A Holy Lent

by The Rev. Dr. Jason L. Parkin, Rector

               I invite you, therefore, in the name of the Church,
               to the observance of a holy Lent,
               by self-examination and repentance;
               by prayer, fasting, and self-denial;
               and by reading and meditating on God's holy Word."
                                                         Liturgy for Ash Wednesday
                                                         Book of Common Prayer, p. 265

These words, which constitute part of the Exhortation read by the Celebrant to the gathered congregation on Ash Wednesday, sum up in a concise fashion what we might call the traditional elements of the observance of a "holy Lent." As all know, Lent is a penitential season, one in which we are called by God to ponder the directions our lives have taken, and to address those areas in which our actions, words, and thoughts have strayed from the life of faithfulness and compassion for which we were fashioned by God. Such self-examination, and the renunciation of beloved delights or activities, has become a standard way for many Christians to move through the season of Lent. And, indeed, such practices-from spending more time in prayer to being more conscientious about coming to church, from giving up chocolate to reading through portions of Holy Scripture-truly are ways to purify our lives during this holy time.

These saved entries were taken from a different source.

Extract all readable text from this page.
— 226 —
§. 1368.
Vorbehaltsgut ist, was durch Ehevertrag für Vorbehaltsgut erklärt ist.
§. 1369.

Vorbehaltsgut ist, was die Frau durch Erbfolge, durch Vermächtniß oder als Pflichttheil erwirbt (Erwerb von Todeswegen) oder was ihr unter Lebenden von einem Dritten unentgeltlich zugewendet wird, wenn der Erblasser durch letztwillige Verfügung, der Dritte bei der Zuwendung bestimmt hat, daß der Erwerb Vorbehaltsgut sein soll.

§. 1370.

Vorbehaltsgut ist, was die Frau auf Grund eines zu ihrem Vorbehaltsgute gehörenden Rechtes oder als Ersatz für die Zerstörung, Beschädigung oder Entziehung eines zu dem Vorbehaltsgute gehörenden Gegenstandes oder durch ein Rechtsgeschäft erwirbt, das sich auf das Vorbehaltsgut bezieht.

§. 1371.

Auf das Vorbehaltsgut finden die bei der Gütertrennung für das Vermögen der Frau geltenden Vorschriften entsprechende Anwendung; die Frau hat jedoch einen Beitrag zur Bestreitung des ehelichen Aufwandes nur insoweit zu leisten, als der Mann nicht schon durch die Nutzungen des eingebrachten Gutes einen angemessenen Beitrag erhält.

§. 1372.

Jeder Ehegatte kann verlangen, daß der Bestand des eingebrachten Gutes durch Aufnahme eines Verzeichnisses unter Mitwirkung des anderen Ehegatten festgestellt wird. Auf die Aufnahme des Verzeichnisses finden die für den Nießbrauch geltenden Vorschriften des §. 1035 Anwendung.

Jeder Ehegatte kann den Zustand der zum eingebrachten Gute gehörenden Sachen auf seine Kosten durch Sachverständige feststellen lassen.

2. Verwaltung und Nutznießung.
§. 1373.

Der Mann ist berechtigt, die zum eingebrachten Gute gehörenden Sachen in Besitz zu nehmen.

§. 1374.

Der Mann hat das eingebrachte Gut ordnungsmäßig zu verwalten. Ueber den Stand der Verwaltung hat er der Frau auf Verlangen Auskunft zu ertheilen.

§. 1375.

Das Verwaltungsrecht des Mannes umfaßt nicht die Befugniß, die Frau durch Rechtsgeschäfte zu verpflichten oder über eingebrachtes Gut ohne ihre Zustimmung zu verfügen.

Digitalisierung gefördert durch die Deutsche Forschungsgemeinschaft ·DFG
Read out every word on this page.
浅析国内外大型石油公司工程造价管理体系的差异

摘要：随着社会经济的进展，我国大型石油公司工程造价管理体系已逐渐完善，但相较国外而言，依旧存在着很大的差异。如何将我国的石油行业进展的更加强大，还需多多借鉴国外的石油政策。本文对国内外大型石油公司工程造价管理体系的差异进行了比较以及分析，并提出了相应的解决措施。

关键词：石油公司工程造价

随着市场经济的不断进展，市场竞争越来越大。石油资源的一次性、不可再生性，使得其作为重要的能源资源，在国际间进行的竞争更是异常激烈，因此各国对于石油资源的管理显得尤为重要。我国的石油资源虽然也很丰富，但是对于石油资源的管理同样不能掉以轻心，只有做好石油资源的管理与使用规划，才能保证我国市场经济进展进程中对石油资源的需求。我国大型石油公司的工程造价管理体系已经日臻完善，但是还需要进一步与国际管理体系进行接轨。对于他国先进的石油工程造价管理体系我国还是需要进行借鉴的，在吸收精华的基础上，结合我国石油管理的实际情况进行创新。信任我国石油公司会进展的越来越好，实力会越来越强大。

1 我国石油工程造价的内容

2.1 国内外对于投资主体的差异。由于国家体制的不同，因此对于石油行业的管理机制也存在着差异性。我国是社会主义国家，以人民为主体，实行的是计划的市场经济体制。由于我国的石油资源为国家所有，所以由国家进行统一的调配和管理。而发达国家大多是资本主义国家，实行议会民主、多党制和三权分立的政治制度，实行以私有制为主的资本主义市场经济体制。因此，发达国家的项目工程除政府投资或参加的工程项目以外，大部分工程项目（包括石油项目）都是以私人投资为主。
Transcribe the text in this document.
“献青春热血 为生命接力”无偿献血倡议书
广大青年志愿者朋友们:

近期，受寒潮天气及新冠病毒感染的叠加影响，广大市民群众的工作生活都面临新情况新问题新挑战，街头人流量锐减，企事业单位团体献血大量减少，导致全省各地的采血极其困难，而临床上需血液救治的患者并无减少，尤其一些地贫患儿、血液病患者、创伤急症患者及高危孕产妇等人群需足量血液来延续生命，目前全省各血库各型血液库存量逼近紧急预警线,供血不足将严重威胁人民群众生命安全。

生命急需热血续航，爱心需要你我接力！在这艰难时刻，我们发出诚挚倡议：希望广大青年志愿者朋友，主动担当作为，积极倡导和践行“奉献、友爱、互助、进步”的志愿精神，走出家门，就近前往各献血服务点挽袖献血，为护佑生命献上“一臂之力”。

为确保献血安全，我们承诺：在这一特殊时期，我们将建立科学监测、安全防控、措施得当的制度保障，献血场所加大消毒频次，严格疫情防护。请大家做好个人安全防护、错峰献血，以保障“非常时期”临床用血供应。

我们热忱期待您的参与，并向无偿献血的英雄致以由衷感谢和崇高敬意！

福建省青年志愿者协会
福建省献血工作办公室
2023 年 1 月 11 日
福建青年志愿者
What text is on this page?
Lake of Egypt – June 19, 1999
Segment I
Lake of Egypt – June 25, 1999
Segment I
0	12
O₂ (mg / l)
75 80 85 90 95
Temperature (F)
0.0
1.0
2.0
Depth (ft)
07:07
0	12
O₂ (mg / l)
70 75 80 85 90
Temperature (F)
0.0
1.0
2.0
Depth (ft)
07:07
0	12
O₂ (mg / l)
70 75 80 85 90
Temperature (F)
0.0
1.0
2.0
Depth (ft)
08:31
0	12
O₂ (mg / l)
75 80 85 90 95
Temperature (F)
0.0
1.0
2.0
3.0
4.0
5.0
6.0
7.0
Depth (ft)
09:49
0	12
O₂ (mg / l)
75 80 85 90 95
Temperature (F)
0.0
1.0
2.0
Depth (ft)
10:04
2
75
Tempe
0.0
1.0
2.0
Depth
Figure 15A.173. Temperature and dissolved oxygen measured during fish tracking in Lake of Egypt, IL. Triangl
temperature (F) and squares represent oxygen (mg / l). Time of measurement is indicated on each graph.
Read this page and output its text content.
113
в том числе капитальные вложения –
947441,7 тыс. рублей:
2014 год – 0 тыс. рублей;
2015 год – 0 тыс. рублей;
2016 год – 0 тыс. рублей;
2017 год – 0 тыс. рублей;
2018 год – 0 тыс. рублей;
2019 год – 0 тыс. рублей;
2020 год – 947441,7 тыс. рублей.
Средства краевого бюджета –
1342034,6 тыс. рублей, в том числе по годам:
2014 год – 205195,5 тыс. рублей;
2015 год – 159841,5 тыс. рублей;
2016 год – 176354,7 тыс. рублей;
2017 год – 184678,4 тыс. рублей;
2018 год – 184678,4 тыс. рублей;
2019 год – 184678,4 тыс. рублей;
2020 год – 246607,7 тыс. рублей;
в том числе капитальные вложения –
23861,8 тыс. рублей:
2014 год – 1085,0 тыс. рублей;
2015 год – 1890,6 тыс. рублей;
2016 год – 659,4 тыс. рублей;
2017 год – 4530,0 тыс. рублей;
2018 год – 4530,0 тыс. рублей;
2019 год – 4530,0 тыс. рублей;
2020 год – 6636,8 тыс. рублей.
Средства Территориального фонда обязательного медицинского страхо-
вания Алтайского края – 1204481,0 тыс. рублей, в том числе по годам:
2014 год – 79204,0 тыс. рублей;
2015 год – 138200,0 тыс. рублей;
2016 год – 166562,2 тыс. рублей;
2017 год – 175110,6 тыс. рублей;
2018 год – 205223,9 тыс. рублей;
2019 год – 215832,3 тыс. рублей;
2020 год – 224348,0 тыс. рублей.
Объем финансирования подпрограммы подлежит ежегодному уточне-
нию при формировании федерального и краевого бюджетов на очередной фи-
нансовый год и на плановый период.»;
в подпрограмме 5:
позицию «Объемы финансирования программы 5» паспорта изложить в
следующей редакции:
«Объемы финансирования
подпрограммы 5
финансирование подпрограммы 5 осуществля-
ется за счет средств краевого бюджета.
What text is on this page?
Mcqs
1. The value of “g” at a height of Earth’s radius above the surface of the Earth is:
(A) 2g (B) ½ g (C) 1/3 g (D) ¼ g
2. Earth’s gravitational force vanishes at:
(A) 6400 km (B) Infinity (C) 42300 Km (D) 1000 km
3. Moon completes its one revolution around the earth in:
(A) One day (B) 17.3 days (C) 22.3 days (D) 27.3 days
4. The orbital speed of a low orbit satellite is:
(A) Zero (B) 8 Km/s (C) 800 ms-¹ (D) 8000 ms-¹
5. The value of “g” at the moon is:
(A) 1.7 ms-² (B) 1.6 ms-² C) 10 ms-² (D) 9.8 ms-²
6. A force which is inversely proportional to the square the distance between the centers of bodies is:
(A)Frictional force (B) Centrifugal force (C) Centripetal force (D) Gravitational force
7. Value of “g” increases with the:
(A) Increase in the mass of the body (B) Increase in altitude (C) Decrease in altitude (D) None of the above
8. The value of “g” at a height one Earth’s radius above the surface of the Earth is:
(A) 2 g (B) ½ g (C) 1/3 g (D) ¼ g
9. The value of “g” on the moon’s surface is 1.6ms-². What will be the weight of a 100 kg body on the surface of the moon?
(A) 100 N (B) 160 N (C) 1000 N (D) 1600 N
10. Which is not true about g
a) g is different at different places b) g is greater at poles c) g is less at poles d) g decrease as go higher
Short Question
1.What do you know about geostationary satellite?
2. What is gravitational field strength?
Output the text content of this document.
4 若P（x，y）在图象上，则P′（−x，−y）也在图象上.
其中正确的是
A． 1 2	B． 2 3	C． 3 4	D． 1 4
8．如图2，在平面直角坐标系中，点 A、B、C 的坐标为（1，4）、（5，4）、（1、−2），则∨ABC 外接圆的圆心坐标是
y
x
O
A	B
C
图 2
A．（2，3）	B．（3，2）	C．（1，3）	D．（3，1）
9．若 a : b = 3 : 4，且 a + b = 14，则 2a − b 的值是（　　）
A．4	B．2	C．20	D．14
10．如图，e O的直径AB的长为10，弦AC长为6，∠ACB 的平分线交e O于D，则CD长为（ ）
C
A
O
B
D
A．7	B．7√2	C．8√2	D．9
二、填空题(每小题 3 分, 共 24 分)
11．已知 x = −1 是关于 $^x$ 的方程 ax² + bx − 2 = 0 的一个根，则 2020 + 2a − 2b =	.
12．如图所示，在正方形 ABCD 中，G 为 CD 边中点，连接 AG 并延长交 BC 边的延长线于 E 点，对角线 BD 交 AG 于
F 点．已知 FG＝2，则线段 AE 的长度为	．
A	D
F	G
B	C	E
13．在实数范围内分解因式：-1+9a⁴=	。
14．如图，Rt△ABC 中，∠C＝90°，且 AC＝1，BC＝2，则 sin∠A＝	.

But Lent is more than a time of penitence: it is also-and, in the early centuries of the Church, was originally-a time of preparation: of preparation for baptism at the Great Vigil of Easter, and, above all, for the inexpressible joy and delight of the Resurrection celebrated on Easter. As a result, it is more than appropriate to journey through Lent with a sense of solemn joy: joy that God has come into the world in Jesus; joy that we have been offered a new world and a new way of being; joy that at the end of Lent comes the new life for which we have been preparing. In recent years, it has become common in many churches to talk of preparing for Easter during Lent not by forsaking some action or object, but, rather, by taking on something new. And, as we all travel the road of the next few weeks, I would encourage all of us to do this, and to try something new this Lent: to participate in the Lenten programs on Wednesday evenings; to attend a weekday Eucharist or assist in the Church School for the season; to pray each morning for the people who normally sit near you in church or to make a conscious choice to welcome the visitor or sojourner in our midst on Sundays. The list of possible "additions" to our spiritual lives is, of course, endless; and yet, each of us can surely find one or more ways in which we can be stretched-with solemn joy-as we prepare ourselves and our parish community for the wonders and delights to be revealed to us as the season of Lent unfolds and culminates in Holy Week. I pray all of you a blessed, focused, holy, and provocative Lent.